Srinagar: Gandhi Shilp Bazaar’ has brought together 100 artisans from different parts of the country to showcase India’s varied handicraft products.
From famous Khurja pottery to Nagpur jewelry and from sozni’ to crewel, craftsmen are trying to reach a wide array of people to promote their art.
Authorities say such events help connect J&K’s artisans’ community with their counterparts in other parts of countries and besides generating employment, it helps in increasing footfalls of visitors.
“This event is connecting J&K with other parts as the exhibition is displaying products of artisans from different states like Rajasthan, Uttar Pradesh, Tamil Nadu, etc. Several local artisans too have displayed their goods. Such exhibitions also increase footfall. Besides locals, tourists too are coming to buy Kashmir products,” Director, Handicrafts and Handloom, Kashmir, Mahmood Ahmad Shah told The Kashmir Monitor.
The exhibition is being held at the Kashmir Haat here and the Office of the Development Commissioner Handicrafts is organizing the event. The 10-day-long event will conclude on October 18.
Though artisans from outside J&K have displayed their products at the Kashmir Haat in the past as well, Raja Rahil Rashid, Assistant Director, Handicrafts Service Centre said this was the first event of its kind.

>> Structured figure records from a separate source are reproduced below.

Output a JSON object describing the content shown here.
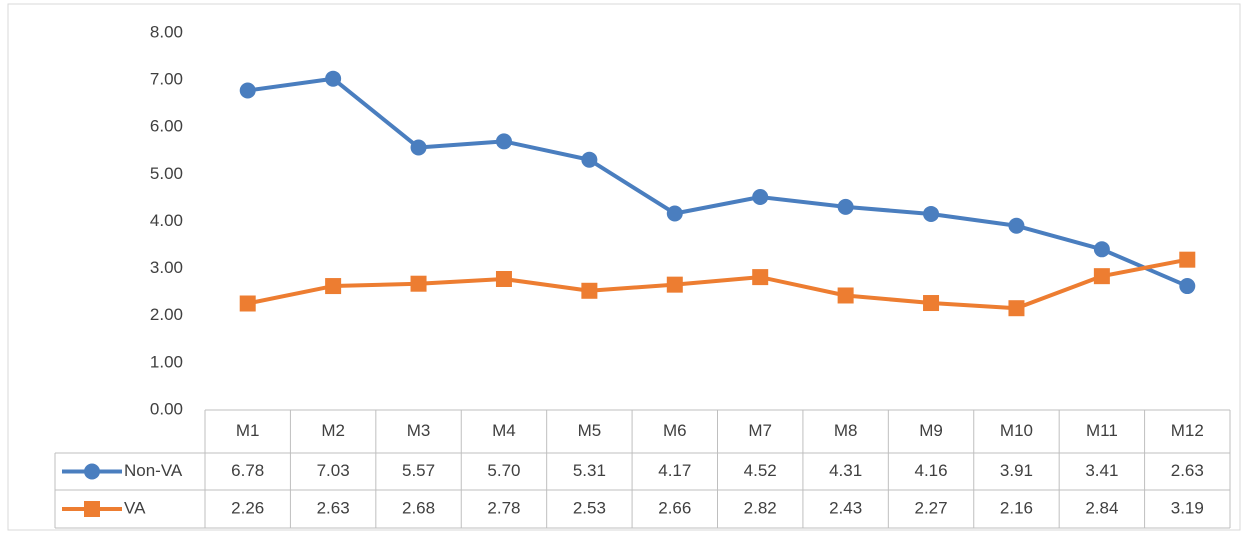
{
  "chart_data": {
    "type": "line",
    "categories": [
      "M1",
      "M2",
      "M3",
      "M4",
      "M5",
      "M6",
      "M7",
      "M8",
      "M9",
      "M10",
      "M11",
      "M12"
    ],
    "series": [
      {
        "name": "Non-VA",
        "color": "#4a7ebf",
        "marker": "circle",
        "values": [
          6.78,
          7.03,
          5.57,
          5.7,
          5.31,
          4.17,
          4.52,
          4.31,
          4.16,
          3.91,
          3.41,
          2.63
        ],
        "value_labels": [
          "6.78",
          "7.03",
          "5.57",
          "5.70",
          "5.31",
          "4.17",
          "4.52",
          "4.31",
          "4.16",
          "3.91",
          "3.41",
          "2.63"
        ]
      },
      {
        "name": "VA",
        "color": "#ed7d31",
        "marker": "square",
        "values": [
          2.26,
          2.63,
          2.68,
          2.78,
          2.53,
          2.66,
          2.82,
          2.43,
          2.27,
          2.16,
          2.84,
          3.19
        ],
        "value_labels": [
          "2.26",
          "2.63",
          "2.68",
          "2.78",
          "2.53",
          "2.66",
          "2.82",
          "2.43",
          "2.27",
          "2.16",
          "2.84",
          "3.19"
        ]
      }
    ],
    "ylim": [
      0,
      8
    ],
    "yticks": [
      {
        "value": 0,
        "label": "0.00"
      },
      {
        "value": 1,
        "label": "1.00"
      },
      {
        "value": 2,
        "label": "2.00"
      },
      {
        "value": 3,
        "label": "3.00"
      },
      {
        "value": 4,
        "label": "4.00"
      },
      {
        "value": 5,
        "label": "5.00"
      },
      {
        "value": 6,
        "label": "6.00"
      },
      {
        "value": 7,
        "label": "7.00"
      },
      {
        "value": 8,
        "label": "8.00"
      }
    ],
    "grid": false,
    "data_table": true
  }
}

“For the first time ever, we have organized Gandhi Shilp Bazaar here even though it is regularly organized in other parts of the country. We have set up 100 stalls as 100 artisans from different states have been invited for the exhibition and sale of their products. There are around 60 crafts on display. Khurja pottery is the main attraction and then there is Nagpur jewelry, Saharanpur wood carving, and Kashmir’s sozni, crewel, papier mache, etc. We are hopeful that this exhibition will become a regular feature in the future,” Rashid said.
He said they also wanted to give a message to the local youth through this exhibition.
“Events like this help in employment generation and it sends a message to the local youth involved in Kashmir handicrafts. Right now, we are holding this exhibition here and tomorrow it will be held outside (J&K) where we will give the local youth a chance to showcase their products. We are also hopeful that it becomes a regular feature in Kashmir,” he said.
Ghulam Mohinuddin Rather, secretary of the Sabzar Social Welfare Society said the artisans were selling the goods at reasonable rates.
“After lots of effort, we finally got this exhibition here… Kashmir main pehli baar, Gandhi Shilp Bazaar. Handicrafts from several other states are being sold here at reasonable rates. There is no need for people in Kashmir to go outside to buy products like juti and so many other products,” he said.